More than 90,000 residents will be able to access wireless internet through the Western Cape Government’s free Wi-Fi pilot project. This is according to Alan Winde, the Western Cape’s Minister of Finance, Economic Development and Tourism.
Winde officially launched the Free Wi-Fi pilot project at The Hague Primary School in Delft this morning (18 March 2014).
Delft is one of four areas which have been chosen for the pilot project. Atlantis, Robertson and the Garden Route are the other locations.
In November last year, the Department of Economic Development and Tourism opened the call for proposals for non-profit organisations to access grant funding to set up free Wi-Fi zones.
“Through this pilot 90,000 people in four spaces in the Western Cape are going to be connected to the internet,” said Winde.
“The top NPO’s were selected based on the strength of their proposals and which models would reach the most residents. The aim of this project is to see which models work best, so we can replicate this across the Western Cape.”
“Eventually, every resident must have access to free or affordable internet,” he said.
In Delft, the project is being managed by the Home of Compassion Ministries.

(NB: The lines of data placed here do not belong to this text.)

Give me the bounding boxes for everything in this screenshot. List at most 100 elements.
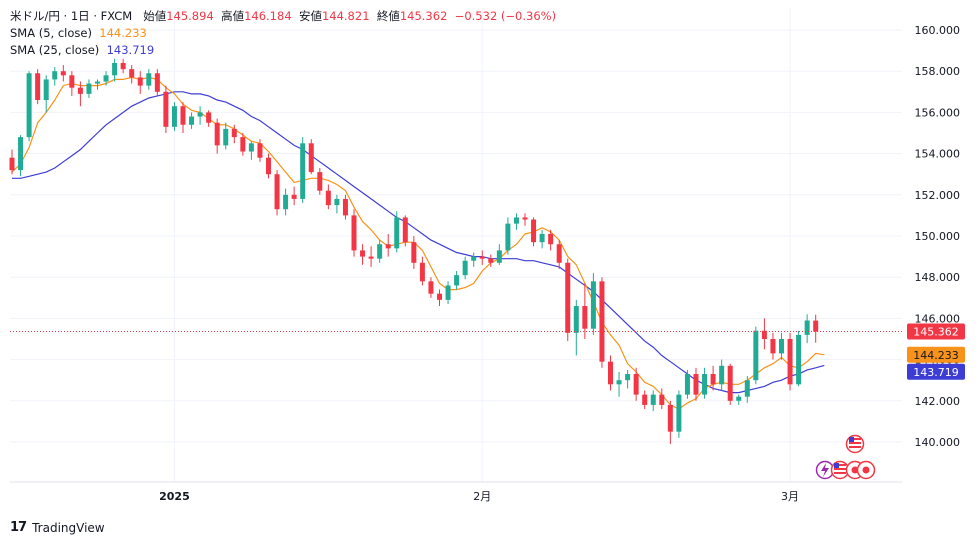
candle [727, 363, 733, 405]
y-tick-label: 148.000 [915, 271, 961, 284]
candle-body [565, 262, 571, 333]
high-label: 高値 [221, 9, 245, 23]
candle [479, 250, 485, 265]
candle-body [522, 217, 528, 220]
candle [171, 102, 177, 131]
candle [77, 81, 83, 107]
candle-body [428, 281, 434, 294]
candle-body [702, 374, 708, 395]
price-label-text: 143.719 [913, 366, 959, 379]
candle [223, 122, 229, 150]
economic-events[interactable] [815, 434, 876, 480]
candle [368, 246, 374, 267]
candle [9, 149, 15, 175]
candle-body [496, 250, 502, 263]
candle-body [180, 106, 186, 125]
candle-body [513, 217, 519, 224]
candle [744, 376, 750, 403]
time-axis[interactable]: 20252月3月4月5月 [10, 481, 980, 503]
candle-body [86, 83, 92, 94]
candle-body [727, 365, 733, 401]
candle [206, 110, 212, 127]
sma25-value: 143.719 [106, 43, 155, 57]
candle-body [163, 91, 169, 127]
candle [599, 277, 605, 368]
candle-body [9, 157, 15, 171]
y-tick-label: 160.000 [915, 24, 961, 37]
candle-body [796, 334, 802, 385]
candle [189, 112, 195, 129]
candle [539, 229, 545, 249]
candle [197, 106, 203, 125]
candle [513, 213, 519, 230]
candle [667, 400, 673, 445]
candle-body [787, 339, 793, 385]
y-tick-label: 140.000 [915, 436, 961, 449]
candle [283, 188, 289, 216]
candle [676, 390, 682, 438]
candle-body [146, 73, 152, 86]
candle [411, 236, 417, 269]
candle-body [197, 112, 203, 117]
candle [753, 326, 759, 385]
candle-body [69, 75, 75, 88]
candle-body [744, 380, 750, 397]
candle-body [582, 306, 588, 329]
candle [385, 233, 391, 257]
candle [325, 184, 331, 210]
candle-body [171, 106, 177, 127]
tradingview-logo-icon: 17 [10, 520, 27, 535]
open-label: 始値 [143, 9, 167, 23]
price-axis[interactable]: 140.000142.000144.000146.000148.000150.0… [907, 24, 965, 449]
candle [471, 252, 477, 267]
candle-body [35, 73, 41, 101]
candle [360, 244, 366, 265]
price-label: 143.719 [907, 363, 965, 380]
jp-flag-icon[interactable] [856, 460, 876, 480]
candle [154, 69, 160, 96]
candle-body [462, 260, 468, 276]
us-flag-icon[interactable] [845, 434, 865, 454]
y-tick-label: 154.000 [915, 148, 961, 161]
candle [813, 314, 819, 343]
candle [342, 194, 348, 220]
candle-body [599, 281, 605, 362]
symbol-label[interactable]: 米ドル/円 · 1日 · FXCM [10, 9, 133, 23]
candle-body [556, 244, 562, 263]
candle [334, 194, 340, 214]
candle [573, 299, 579, 356]
y-tick-label: 146.000 [915, 312, 961, 325]
candle-body [120, 62, 126, 70]
candle-body [633, 374, 639, 395]
sma25-row[interactable]: SMA (25, close) 143.719 [10, 42, 556, 59]
candle-body [761, 330, 767, 339]
candle-body [454, 275, 460, 286]
candle-body [471, 256, 477, 261]
candle [163, 85, 169, 133]
candle-body [18, 137, 24, 171]
sma5-row[interactable]: SMA (5, close) 144.233 [10, 25, 556, 42]
candle-body [437, 293, 442, 300]
candle-body [667, 404, 673, 432]
candle [402, 215, 408, 247]
candle [231, 124, 237, 144]
candle-body [342, 198, 348, 216]
candle [428, 277, 434, 298]
candle-body [608, 361, 613, 385]
candle [300, 137, 306, 204]
candle [616, 371, 622, 397]
candle [659, 388, 665, 410]
candle [257, 139, 263, 162]
candle [770, 332, 776, 360]
candle [214, 118, 220, 154]
candle-body [351, 215, 357, 251]
price-label-bg [907, 363, 965, 380]
candle-body [573, 306, 579, 333]
candle [565, 258, 571, 342]
candle [52, 67, 58, 86]
candle-body [257, 143, 263, 158]
price-label-bg [907, 323, 965, 340]
candle-body [779, 339, 784, 354]
candle [35, 69, 41, 105]
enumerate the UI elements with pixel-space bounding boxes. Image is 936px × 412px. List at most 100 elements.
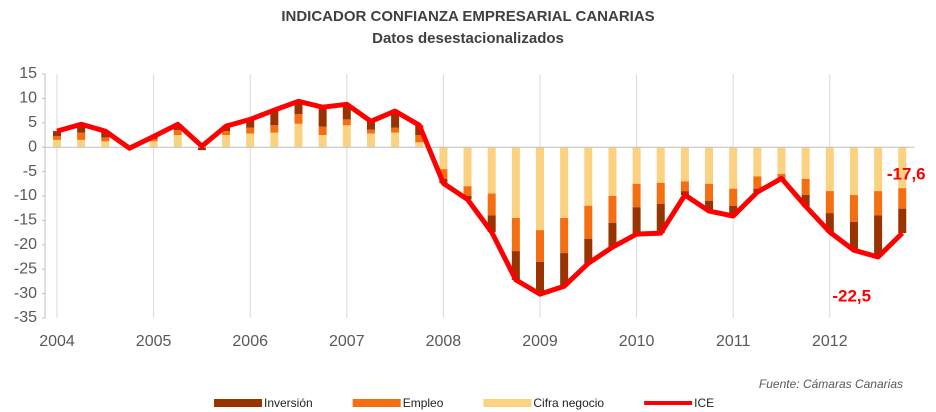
bar-segment (391, 111, 400, 128)
bar-segment (173, 130, 182, 135)
x-tick-label: 2010 (619, 333, 655, 350)
bar-segment (632, 147, 641, 184)
y-tick-label: 0 (28, 138, 37, 155)
chart-subtitle: Datos desestacionalizados (372, 30, 564, 47)
bar-segment (391, 127, 400, 133)
bar-segment (270, 132, 279, 148)
bar-segment (246, 119, 255, 128)
bar-segment (270, 110, 279, 126)
bar-segment (294, 123, 303, 148)
bar-segment (366, 129, 375, 134)
bar-segment (849, 147, 858, 196)
bar-segment (680, 147, 689, 182)
bar-segment (801, 178, 810, 196)
bar-segment (246, 133, 255, 148)
legend-swatch (352, 399, 401, 407)
bar-segment (801, 147, 810, 179)
bar-segment (294, 101, 303, 115)
x-tick-label: 2012 (812, 333, 848, 350)
ice-line (56, 98, 905, 297)
bar-segment (77, 124, 86, 133)
bar-segment (705, 183, 714, 201)
bar-segment (560, 147, 569, 218)
bar-segment (898, 188, 907, 209)
bar-segment (463, 147, 472, 187)
y-tick-label: 5 (28, 114, 37, 131)
bar-segment (560, 217, 569, 254)
bar-segment (825, 147, 834, 192)
bar-segment (849, 221, 858, 251)
x-tick-label: 2004 (39, 333, 75, 350)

The aim of their project is to connect 22 local schools. With the schools acting as a central connection point, it is estimated that 43,000 people will be reached. The project has already started going live.
Project Isizwe is the NPO running the pilot projects in Atlantis and Robertson. In Robertson, 9,350 people will reached. In Atlantis, 19,380 people will be connected. The zones are set up at local schools in both areas. The complete project goes live in July.
Along the Garden Route, Digital Village Communication aims to take Wi-Fi to 20,000 people. Their plan focuses on areas where large numbers of residents gather, including local taxi ranks. The first hotspot is already live in Conville in George.